PUNTI DI VISTA

La scelta della libertà in quel 2 giugno del 1946

rossella palmieri

Un messaggio per le giovani generazioni

Era il 2 giugno del 1946 quando il popolo italiano si recò alle urne per scegliere la forma istituzionale da dare al Paese, decidendo tra monarchia e repubblica. L’esito è noto e, da allora, una quasi mai ininterrotta tradizione vede le città d’Italia onorare questa ricorrenza suggellando un momento altamente significativo della vita pubblica nazionale con una parata che mantiene intatto il suo fascino. La Prefettura di Foggia, con la deposizione di una corona in Piazza Italia, lo snodo del tricolore nel piazzale antistante il Dipartimento di Giurisprudenza, la parata delle forze armate e di polizia e la cerimonia a ridosso del maestoso pronao della villa comunale, celebra questa giornata con l’enfasi che si riserva ai grandi eventi e nel ricordo di quella immane fatica che contrassegnò i primi passi della neonata Repubblica: un'economia tutta da ricostruire, un'industria da rimettere in sesto, commerci, cultura e nuovi assetti da riscrivere in forma nuova e democratica. Disse bene Ungaretti, nel componimento ”Italia” molto prima del 2 giugno 1946 nel disegnare, con straordinaria lungimiranza, una Patria affratellata: “sono un poeta. E in questa uniforme di tuo soldato mi riposo come fosse la culla di mio padre”.

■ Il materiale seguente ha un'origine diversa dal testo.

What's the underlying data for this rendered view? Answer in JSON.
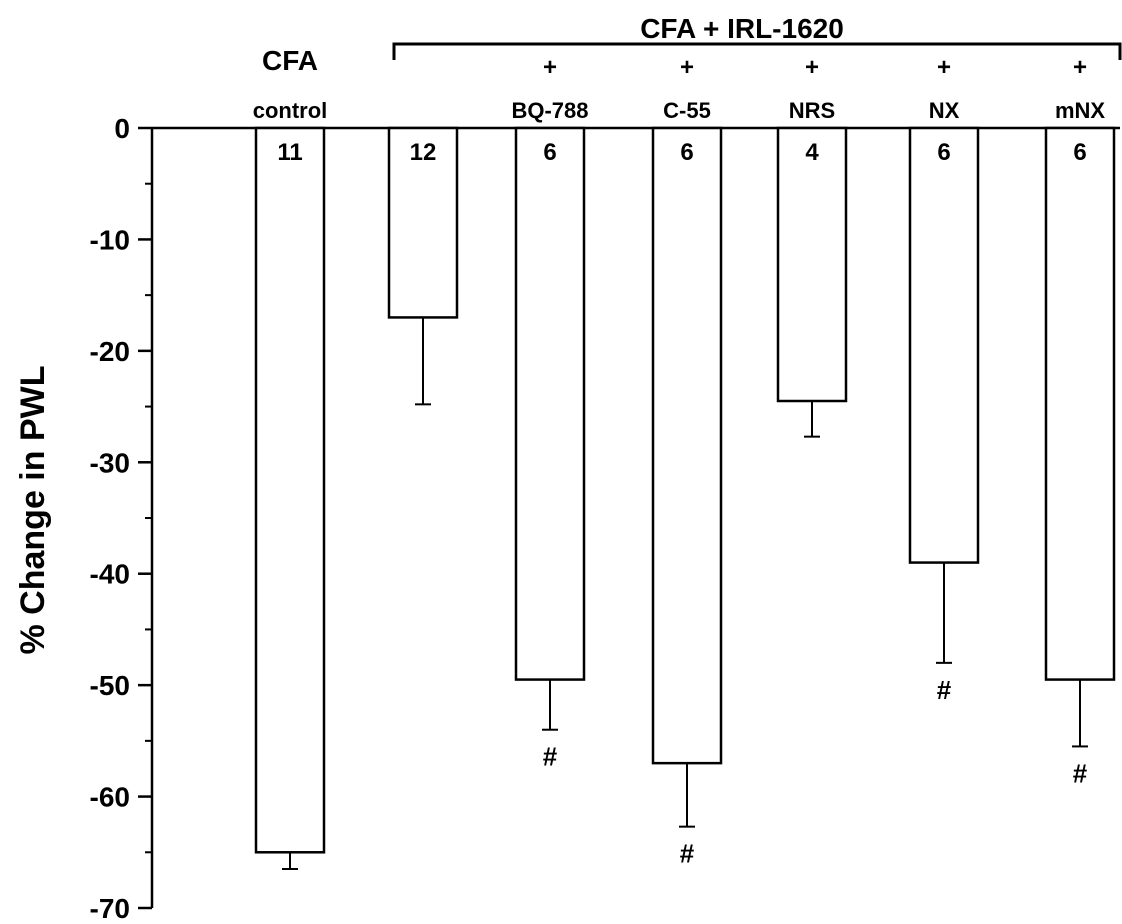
{
  "chart_data": {
    "type": "bar",
    "ylabel": "% Change in PWL",
    "ylim": [
      -70,
      0
    ],
    "yticks": [
      0,
      -10,
      -20,
      -30,
      -40,
      -50,
      -60,
      -70
    ],
    "grid": false,
    "group_label": "CFA + IRL-1620",
    "bars": [
      {
        "top": "CFA",
        "label": "control",
        "value": -65.0,
        "error": 1.5,
        "n": "11",
        "sig": ""
      },
      {
        "top": "",
        "label": "",
        "value": -17.0,
        "error": 7.8,
        "n": "12",
        "sig": ""
      },
      {
        "top": "+",
        "label": "BQ-788",
        "value": -49.5,
        "error": 4.5,
        "n": "6",
        "sig": "#"
      },
      {
        "top": "+",
        "label": "C-55",
        "value": -57.0,
        "error": 5.7,
        "n": "6",
        "sig": "#"
      },
      {
        "top": "+",
        "label": "NRS",
        "value": -24.5,
        "error": 3.2,
        "n": "4",
        "sig": ""
      },
      {
        "top": "+",
        "label": "NX",
        "value": -39.0,
        "error": 9.0,
        "n": "6",
        "sig": "#"
      },
      {
        "top": "+",
        "label": "mNX",
        "value": -49.5,
        "error": 6.0,
        "n": "6",
        "sig": "#"
      }
    ]
  }
}
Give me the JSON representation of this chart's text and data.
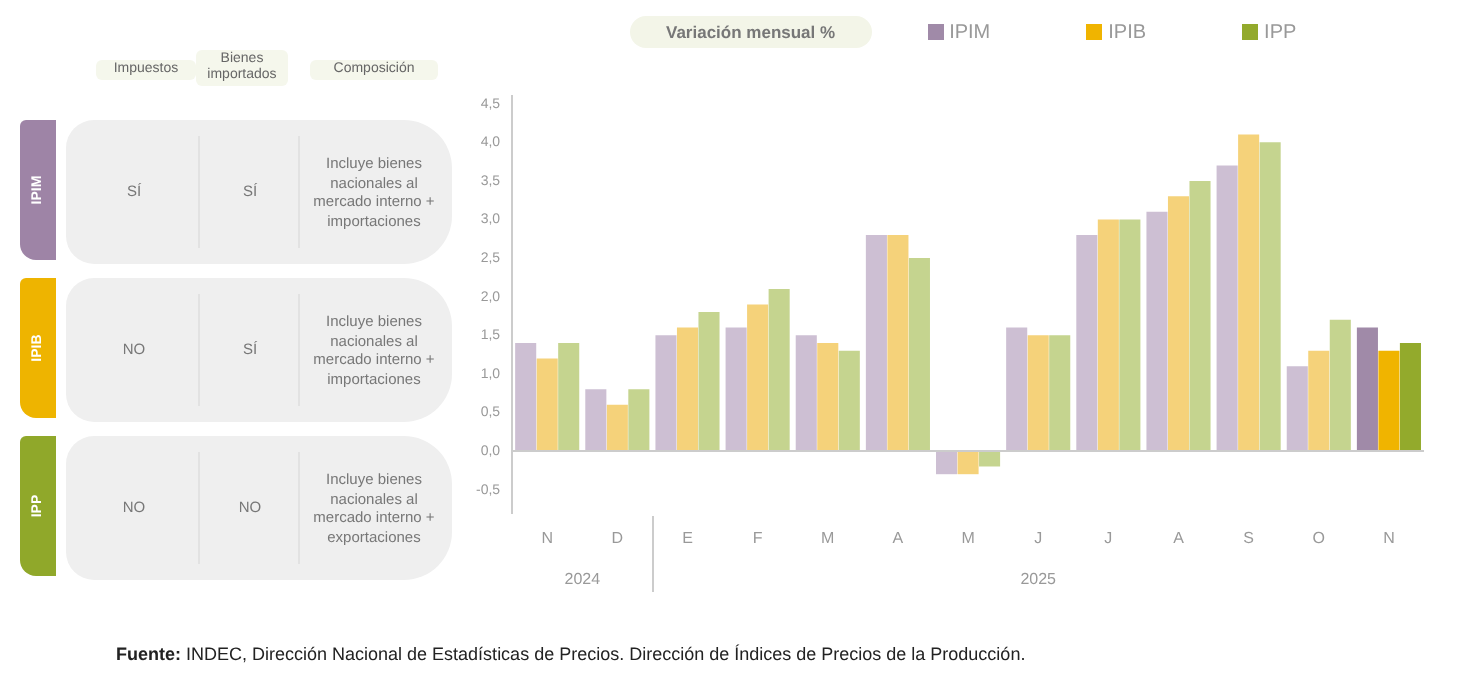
{
  "chart_data": [
    {
      "type": "other",
      "annotations": [
        "Impuestos",
        "Bienes importados",
        "Composición",
        "IPIM",
        "SÍ",
        "SÍ",
        "Incluye bienes nacionales al mercado interno + importaciones",
        "IPIB",
        "NO",
        "SÍ",
        "Incluye bienes nacionales al mercado interno + importaciones",
        "IPP",
        "NO",
        "NO",
        "Incluye bienes nacionales al mercado interno + exportaciones"
      ],
      "colors": [
        "#9e84a6",
        "#eeb400",
        "#90a82a"
      ]
    },
    {
      "type": "bar",
      "legend_title": "Variación mensual %",
      "legend": "top right",
      "categories": [
        "N",
        "D",
        "E",
        "F",
        "M",
        "A",
        "M",
        "J",
        "J",
        "A",
        "S",
        "O",
        "N"
      ],
      "series": [
        {
          "name": "IPIM",
          "color": "#a08aa8",
          "colors": [
            "#cdbfd3",
            "#cdbfd3",
            "#cdbfd3",
            "#cdbfd3",
            "#cdbfd3",
            "#cdbfd3",
            "#cdbfd3",
            "#cdbfd3",
            "#cdbfd3",
            "#cdbfd3",
            "#cdbfd3",
            "#cdbfd3",
            "#a08aa8"
          ],
          "values": [
            1.4,
            0.8,
            1.5,
            1.6,
            1.5,
            2.8,
            -0.3,
            1.6,
            2.8,
            3.1,
            3.7,
            1.1,
            1.6
          ]
        },
        {
          "name": "IPIB",
          "color": "#f0b400",
          "colors": [
            "#f5d27a",
            "#f5d27a",
            "#f5d27a",
            "#f5d27a",
            "#f5d27a",
            "#f5d27a",
            "#f5d27a",
            "#f5d27a",
            "#f5d27a",
            "#f5d27a",
            "#f5d27a",
            "#f5d27a",
            "#f0b400"
          ],
          "values": [
            1.2,
            0.6,
            1.6,
            1.9,
            1.4,
            2.8,
            -0.3,
            1.5,
            3.0,
            3.3,
            4.1,
            1.3,
            1.3
          ]
        },
        {
          "name": "IPP",
          "color": "#93aa2c",
          "colors": [
            "#c5d48f",
            "#c5d48f",
            "#c5d48f",
            "#c5d48f",
            "#c5d48f",
            "#c5d48f",
            "#c5d48f",
            "#c5d48f",
            "#c5d48f",
            "#c5d48f",
            "#c5d48f",
            "#c5d48f",
            "#93aa2c"
          ],
          "values": [
            1.4,
            0.8,
            1.8,
            2.1,
            1.3,
            2.5,
            -0.2,
            1.5,
            3.0,
            3.5,
            4.0,
            1.7,
            1.4
          ]
        }
      ],
      "ylim": [
        -0.8,
        4.6
      ],
      "yticks": [
        {
          "value": -0.5,
          "label": "-0,5"
        },
        {
          "value": 0,
          "label": "0,0"
        },
        {
          "value": 0.5,
          "label": "0,5"
        },
        {
          "value": 1,
          "label": "1,0"
        },
        {
          "value": 1.5,
          "label": "1,5"
        },
        {
          "value": 2,
          "label": "2,0"
        },
        {
          "value": 2.5,
          "label": "2,5"
        },
        {
          "value": 3,
          "label": "3,0"
        },
        {
          "value": 3.5,
          "label": "3,5"
        },
        {
          "value": 4,
          "label": "4,0"
        },
        {
          "value": 4.5,
          "label": "4,5"
        }
      ],
      "annotations": [
        "2024",
        "2025",
        "Fuente: INDEC, Dirección Nacional de Estadísticas de Precios. Dirección de Índices de Precios de la Producción."
      ]
    }
  ]
}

Versi di rara potenza, cui fecero eco quelli di Quasimodo nel 1949, a itinerario ormai completato: “il mio paese è l’Italia, o nemico più straniero, e io canto il suo popolo, e anche il pianto coperto dal rumore del suo mare, il limpido lutto delle madri, canto la sua vita”. Due straordinarie pagine di letteratura e storia sono qui a ricordare, specie alle giovani generazioni, che non c’è nulla di retorico nel culto della Repubblica, come disse Calamandrei agli studenti universitari milanesi nel 1955. “Domandiamoci che cosa è per i giovani la Costituzione. Che cosa si può fare perché i giovani sentano la Costituzione come una cosa loro, perché sentano che nel difendere, nello sviluppare la Costituzione, continua, sia pure in forme diverse, quella Resistenza per la quale i loro fratelli maggiori esposero, e molti persero, la vita”. Una chiamata enfatica contro quell’ ”indifferentismo” – è ancora Calamandrei a dirlo – che è una “malattia dei giovani”. E ci sentiamo tutti come Anna Banti, densa scrittrice di guerra, che ebbe a dire: “nella cabina di votazione avevo il cuore in gola e paura di sbagliarmi fra il segno della Repubblica e quello della Monarchia. Era un giorno bellissimo. Quando i presentimenti neri mi opprimono penso a quel giorno e spero”.